His region was also at the center of the struggle between church and state.  The political regimes instituted during the Napoleon wars would cause constant struggles between the church and state with ultimately the state being able to influence the institutes of religion within the areas.  Those that were of a particular belief system had only the ability to teach within a particular location if the state therein allowed it.  This created a situation where clergy had to move from country to country, city to city, based on the laws instituted at the time by the government.  Baraga ultimately would then come to the belief system similar to many of those that he worked with that would lean heavily towards the Church having its own authority outside of the state.  He would have first hand experience of how the influence of government would have the ability to affect the religious belief systems of those that had such laws imposed upon them.  This ultimately influenced his perseverance in helping to ensure that the Ojibwe people ultimately had rights to stay on their own lands free from the governing influence of the state.  

The movement of Jansenism, although he was opposed to the belief of original sin, would appeal to certain aspects of Father Baraga which was described by Blanning: "First and foremost it was against traditional baroque piety.  Betraying its origins as a movement of the literate elites, it demanded simplicity instead of display, rigour instead of opulence, austerity instead of indulgence, denial instead of sensuality.  The Jansenists were ecumenical: they insisted on the use of the vernacular for at least the Epistle and the Gospel during Mass; their ideal church was a bare hall."  

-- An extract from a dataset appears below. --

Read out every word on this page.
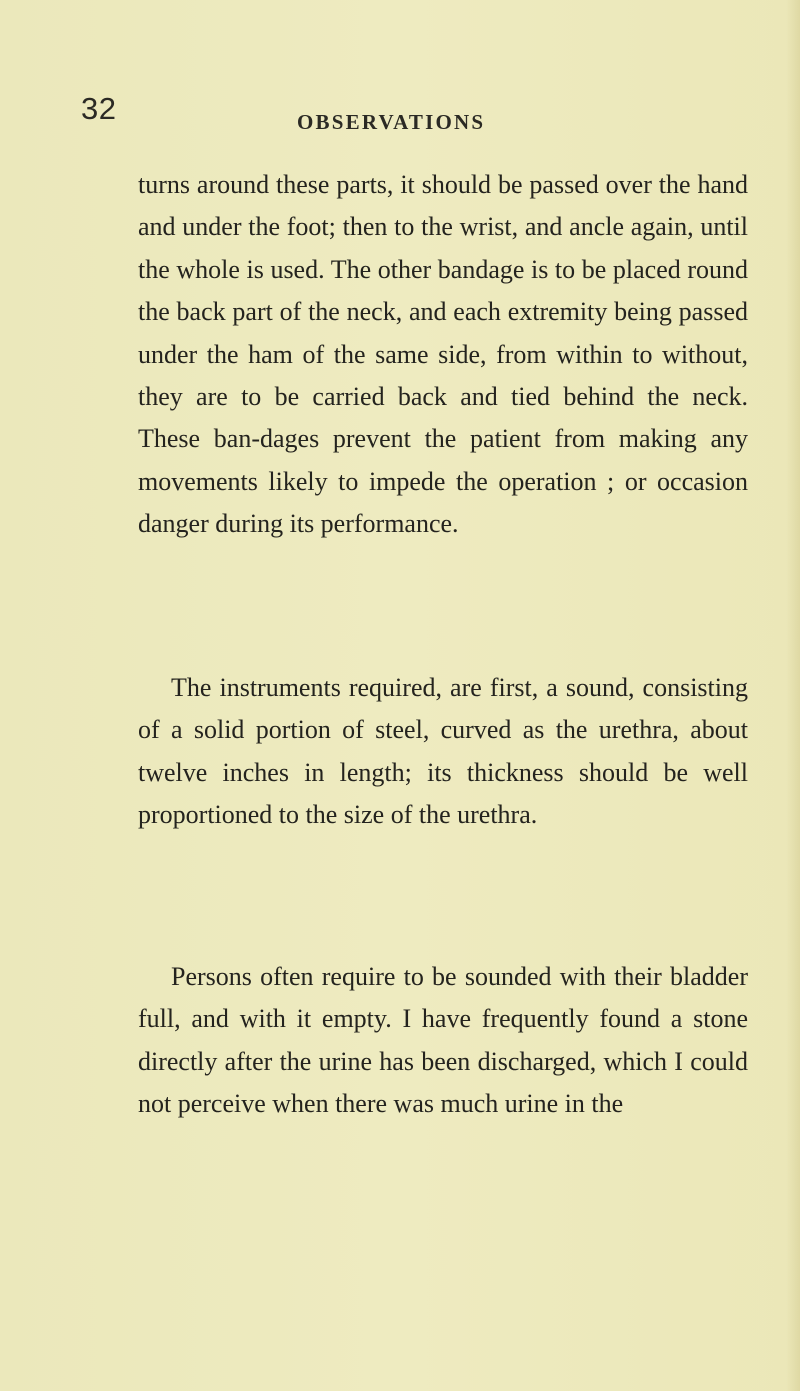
32	OBSERVATIONS

turns around these parts, it should be passed over the hand and under the foot; then to the wrist, and ancle again, until the whole is used. The other bandage is to be placed round the back part of the neck, and each extremity being passed under the ham of the same side, from within to without, they are to be carried back and tied behind the neck. These ban-dages prevent the patient from making any movements likely to impede the operation ; or occasion danger during its performance.

The instruments required, are first, a sound, consisting of a solid portion of steel, curved as the urethra, about twelve inches in length; its thickness should be well proportioned to the size of the urethra.

Persons often require to be sounded with their bladder full, and with it empty. I have frequently found a stone directly after the urine has been discharged, which I could not perceive when there was much urine in the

This would prove to be most useful among the Ojibwe people.  They were simple in their way of living requiring little only adornment of the necessary items for their living, beads on their shoes, belts and pipes and painting on their faces.  Opulence could not be found in the wigwam where the Ojibwe people made their homes out of temporary branches and birch bark.  The only extravagance that Father Baraga invested in was a church bell and a church to outsize the protestant church that was built upon Madeline Island soon after his arrival, but even then he preferred that the Ojibwe people would attend the Protestant School over not having an education at all.  The Ojibwe people would often comment on how the Europeans who they met would have to display their wealth in such a fashion.  Father Baraga, after becoming Bishop in 1853 was at the wedding with the Emperor of France.  When given a ciborium (a cup used in the consecration of the communion) from the Emperor of France, ended up selling it in order to raise money for his missions.  He had no connection to luxury, rather to simplicity, discipline and sacrifice.